The use of the residual hydrogen signal from the NMR solvent DMSO-d₆ was found to be suitable for the quantitation of cycloartane triterpenes of Actaea extract. While this report was being prepared as part of the dissemination of the 2012 PhD dissertation results of A. Imai [24], Çiçek et al. published a qHNMR study in which the total triterpene content of A. racemosa was assessed using methanol-d₄ solution and 1,2,4,5-tetrachloro-3-nitrobenzene as IC [25]. The choice of solvent is a critical parameter in qHNMR as it determines how existing qualitative, structural NMR data can be applied to quantitation. As building of a knowledge base of reliable chemical shift information is laborious, the ability to use historic NMR data is invaluable. Thus, from the perspective of available structural assignments, pyridine-d₅ is more suitable than DMSO-d₆ for future development of targeted quantitation of individual Actaea triterpenes in crude extracts, because the vast majority of published structural data are based on NMR measurements performed in pyridine-d₅. In particular, this knowledge base allows for the mining of Me group chemical shift data for structural barcode patters, as has been shown previously [26]. Future development of targeted qHNMR-based, metabolomic standardization methods will require the translation of the ¹H NMR profiles of known triterpenes from pyridine-d₅ to DMSO-d_6, or their ab initio establishment. Alternatively, external calibration (EC) [27] combined with use of existing pyridine-d₅ reference data could be a viable path.

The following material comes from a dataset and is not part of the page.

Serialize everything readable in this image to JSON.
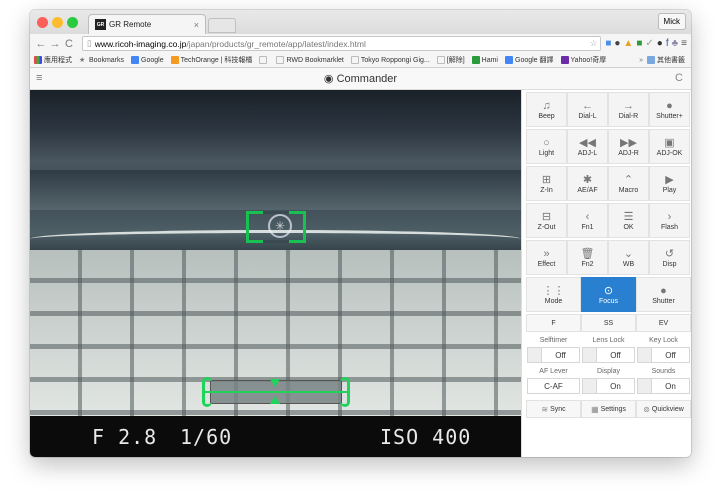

Finally, potentially limiting factors associated with this study should also be mentioned. The plant samples had been collected some time before analysis and stored under ambient conditions. According to our observations working with Actaea botanicals, however, all indications are that the triterpenes are stable, especially in intact plant material. Furthermore, the available number of distinct samples for each species have limited the statistical significance of the species and plant part quantitative triterpene content values. However, the study demonstrated that quantitation of crude black cohosh materials can be achieved by qHNMR without authentic reference materials.